The African Union, at a meeting of representatives from 13 countries in Niamey, the capital of Niger, backed plans by a number of states to form a joint force to battle Boko Haram. Chad has deployed troops to assist in fighting the group in Cameroon. Boko Haram has unleashed a violent campaign since 2009 to impose Islamic law in Nigeria, Africa’s largest economy.
“Given the poor history of information sharing and general mistrust between these countries, major coordinated operations involving Nigerian, Cameroonian and Chadian forces targeting Boko Haram’s operational bases and positions are unlikely to take place in the immediate term,” Poole, U.K.-based security consultancy Drum Cussac said in an e-mailed report.
In the video, Shekau claimed responsibility for attacks this month that razed the northeastern Nigerian town of Baga. Carrying an AK-47 rifle and flanked by masked fighters and Hilux trucks with mounted machine guns, Shekau said the group had confiscated military hardware at the multinational military base in the town.

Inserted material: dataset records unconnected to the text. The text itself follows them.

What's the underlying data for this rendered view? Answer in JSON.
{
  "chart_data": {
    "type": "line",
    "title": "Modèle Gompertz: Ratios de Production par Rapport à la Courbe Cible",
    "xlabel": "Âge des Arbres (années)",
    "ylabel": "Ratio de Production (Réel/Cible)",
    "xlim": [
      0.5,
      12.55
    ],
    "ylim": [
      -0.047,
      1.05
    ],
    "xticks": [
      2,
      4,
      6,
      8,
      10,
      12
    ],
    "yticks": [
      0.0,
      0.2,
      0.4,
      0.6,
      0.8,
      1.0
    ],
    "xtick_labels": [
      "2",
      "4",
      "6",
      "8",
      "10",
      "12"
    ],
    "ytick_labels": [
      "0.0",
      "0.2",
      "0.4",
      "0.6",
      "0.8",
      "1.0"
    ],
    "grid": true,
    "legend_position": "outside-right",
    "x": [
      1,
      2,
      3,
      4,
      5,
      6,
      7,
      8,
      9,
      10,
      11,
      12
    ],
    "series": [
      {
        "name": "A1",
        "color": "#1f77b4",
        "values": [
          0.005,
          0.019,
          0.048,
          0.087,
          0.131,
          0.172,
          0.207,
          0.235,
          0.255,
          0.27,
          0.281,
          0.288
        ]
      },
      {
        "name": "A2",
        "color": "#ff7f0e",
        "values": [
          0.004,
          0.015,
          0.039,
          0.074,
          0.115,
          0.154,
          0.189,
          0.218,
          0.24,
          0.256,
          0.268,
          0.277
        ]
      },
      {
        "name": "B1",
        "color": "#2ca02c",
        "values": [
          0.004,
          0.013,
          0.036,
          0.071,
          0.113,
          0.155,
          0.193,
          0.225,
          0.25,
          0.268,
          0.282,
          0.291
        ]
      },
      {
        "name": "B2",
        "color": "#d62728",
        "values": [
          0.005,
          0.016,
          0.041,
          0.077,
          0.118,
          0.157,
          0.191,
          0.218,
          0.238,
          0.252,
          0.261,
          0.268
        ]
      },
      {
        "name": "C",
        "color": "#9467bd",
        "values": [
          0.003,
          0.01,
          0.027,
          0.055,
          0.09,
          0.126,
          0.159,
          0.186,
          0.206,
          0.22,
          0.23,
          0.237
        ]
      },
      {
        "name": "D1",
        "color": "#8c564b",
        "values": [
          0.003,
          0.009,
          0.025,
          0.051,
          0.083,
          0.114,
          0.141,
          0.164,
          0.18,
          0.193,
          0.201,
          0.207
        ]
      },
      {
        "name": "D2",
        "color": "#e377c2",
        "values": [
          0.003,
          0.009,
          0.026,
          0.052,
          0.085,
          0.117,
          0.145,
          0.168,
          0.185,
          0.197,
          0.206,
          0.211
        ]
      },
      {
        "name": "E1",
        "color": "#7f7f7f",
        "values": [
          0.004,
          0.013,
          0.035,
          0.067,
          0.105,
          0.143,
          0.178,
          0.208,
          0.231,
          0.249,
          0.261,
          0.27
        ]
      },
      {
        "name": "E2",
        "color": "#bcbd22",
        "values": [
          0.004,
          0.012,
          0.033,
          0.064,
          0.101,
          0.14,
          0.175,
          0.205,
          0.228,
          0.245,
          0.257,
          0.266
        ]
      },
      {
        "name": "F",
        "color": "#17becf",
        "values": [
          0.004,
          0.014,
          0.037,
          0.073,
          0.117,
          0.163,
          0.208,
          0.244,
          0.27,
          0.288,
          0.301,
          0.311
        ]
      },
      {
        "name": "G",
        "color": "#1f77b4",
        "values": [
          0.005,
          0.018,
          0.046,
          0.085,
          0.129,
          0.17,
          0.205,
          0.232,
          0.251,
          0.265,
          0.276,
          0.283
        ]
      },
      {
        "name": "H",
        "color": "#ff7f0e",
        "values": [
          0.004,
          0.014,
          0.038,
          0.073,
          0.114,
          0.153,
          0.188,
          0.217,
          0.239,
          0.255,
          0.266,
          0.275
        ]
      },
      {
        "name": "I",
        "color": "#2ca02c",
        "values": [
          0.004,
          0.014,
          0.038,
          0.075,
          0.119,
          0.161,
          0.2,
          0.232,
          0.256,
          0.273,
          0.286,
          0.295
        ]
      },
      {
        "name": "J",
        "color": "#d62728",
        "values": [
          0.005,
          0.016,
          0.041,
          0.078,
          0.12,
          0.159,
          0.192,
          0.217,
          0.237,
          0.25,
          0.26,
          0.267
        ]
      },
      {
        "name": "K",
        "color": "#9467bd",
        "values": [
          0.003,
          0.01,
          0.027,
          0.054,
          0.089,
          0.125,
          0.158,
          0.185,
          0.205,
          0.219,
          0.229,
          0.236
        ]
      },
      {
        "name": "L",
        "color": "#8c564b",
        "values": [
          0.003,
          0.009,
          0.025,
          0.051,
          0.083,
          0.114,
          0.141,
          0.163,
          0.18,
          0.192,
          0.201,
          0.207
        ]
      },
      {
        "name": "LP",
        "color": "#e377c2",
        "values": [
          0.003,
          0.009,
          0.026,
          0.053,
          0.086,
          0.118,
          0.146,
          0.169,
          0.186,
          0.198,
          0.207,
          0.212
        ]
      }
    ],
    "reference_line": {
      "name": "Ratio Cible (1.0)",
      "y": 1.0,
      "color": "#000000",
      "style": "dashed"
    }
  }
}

“These weapons you are seeing, we got them from Baga’s military base,” Shekau said, before firing his automatic rifle into the air.
Nigeria’s military has repeatedly claimed to have killed Shekau, and in October the authorities said they had agreed a cease-fire with Boko Haram. Since then, violence in the north of Africa’s most populous nation has continued unabated.

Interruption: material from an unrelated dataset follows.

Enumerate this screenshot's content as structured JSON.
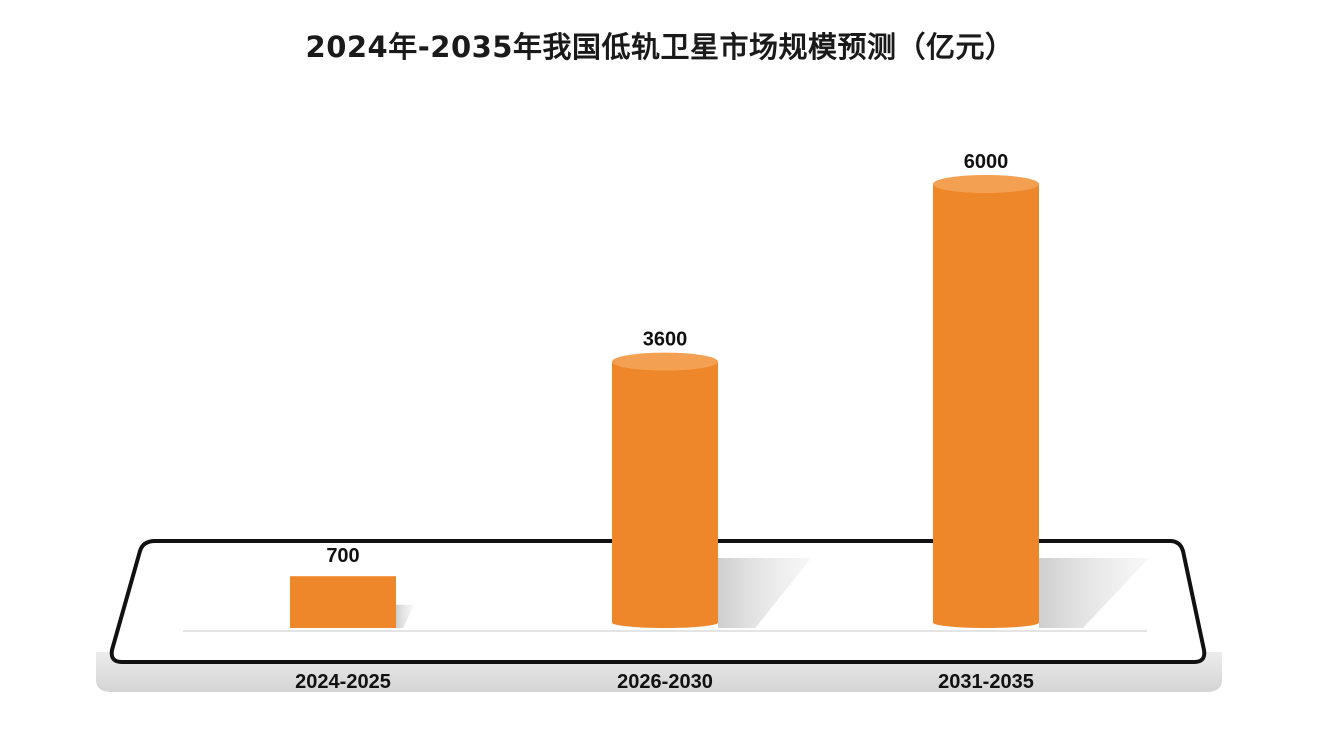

The attacks in Baga near the border with Chad provoked international condemnation with United Nations Secretary-General Ban Ki-moon saying he was “appalled” by the raids. Reports that as many as 2,000 people died in the assaults are unfounded, Nigeria’s military said, with initial evidence showing the death toll didn’t exceed 150.

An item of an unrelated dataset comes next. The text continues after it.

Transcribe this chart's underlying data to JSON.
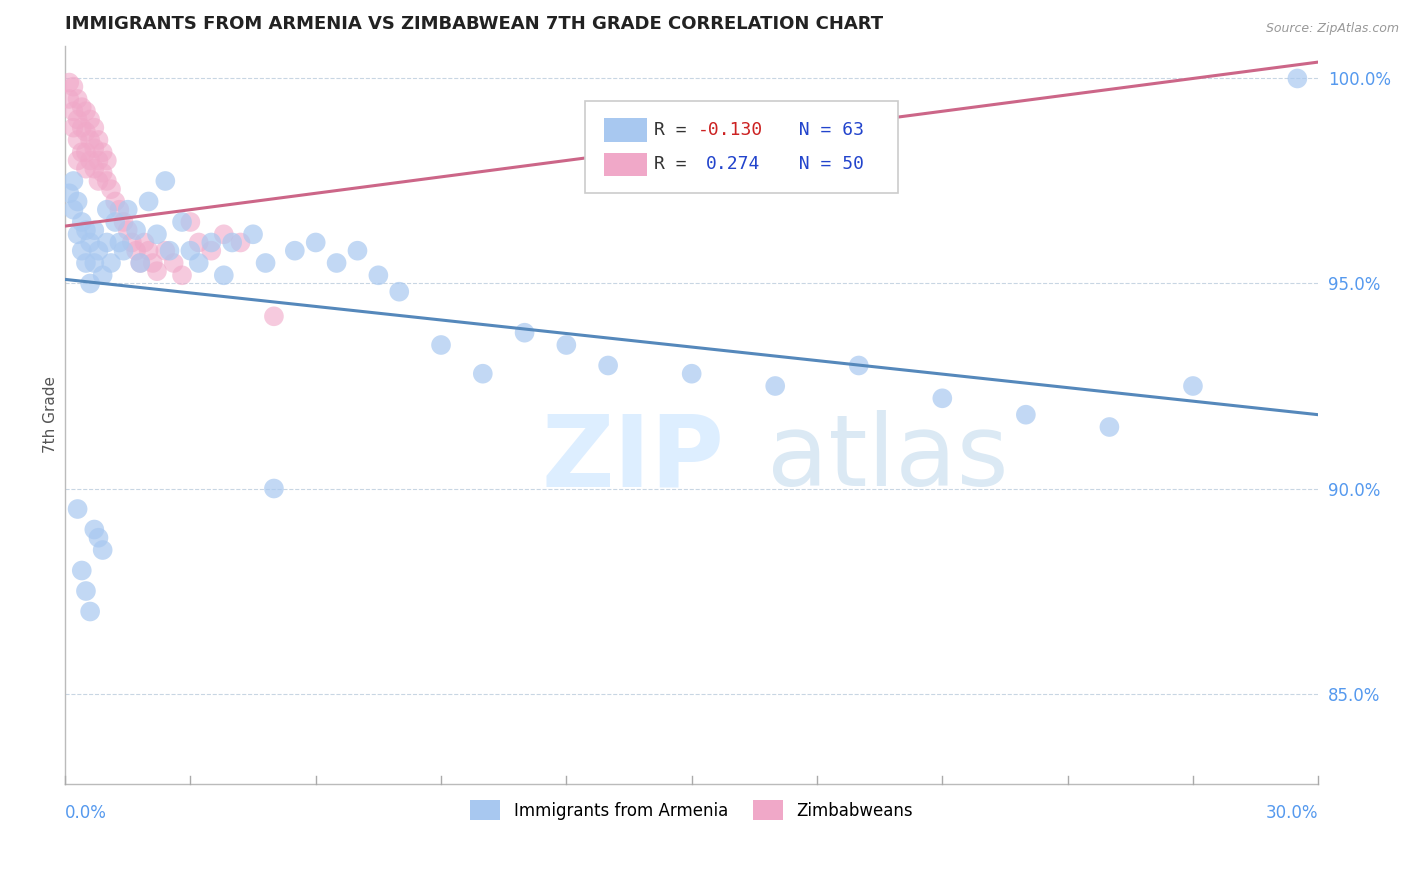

“The fall of Baga and the massacre of hundreds of its residents in early January have further reinforced the perception that the Boko Haram insurgency was becoming increasingly regional,” said Drum Cussac. “Baga’s strategic location along the shores of Lake Chad would allow the Islamist outfit to escalate and intensify cross-border attacks against targets in Chad and Niger.”
The violence in the Nigeria’s northeast also threatens to disrupt voting in the nation’s presidential election, scheduled for Feb. 14.
Boko Haram killed 4,740 people last year, more than double in 2013, according to estimates by Bath, England-based risk consultancy, Verisk Maplecroft.
The video is the latest in a series released by the militant group, which only communicates via posting the footage on the Internet or sending it to local reporters.
Shekau earlier this month expressed support for the attackers who killed 12 people at the Paris office of satirical magazine Charlie Hebdo and threatened Cameroon’s President Paul Biya, whose armed forces have intensified their campaign against the rebels’ cross-border incursions.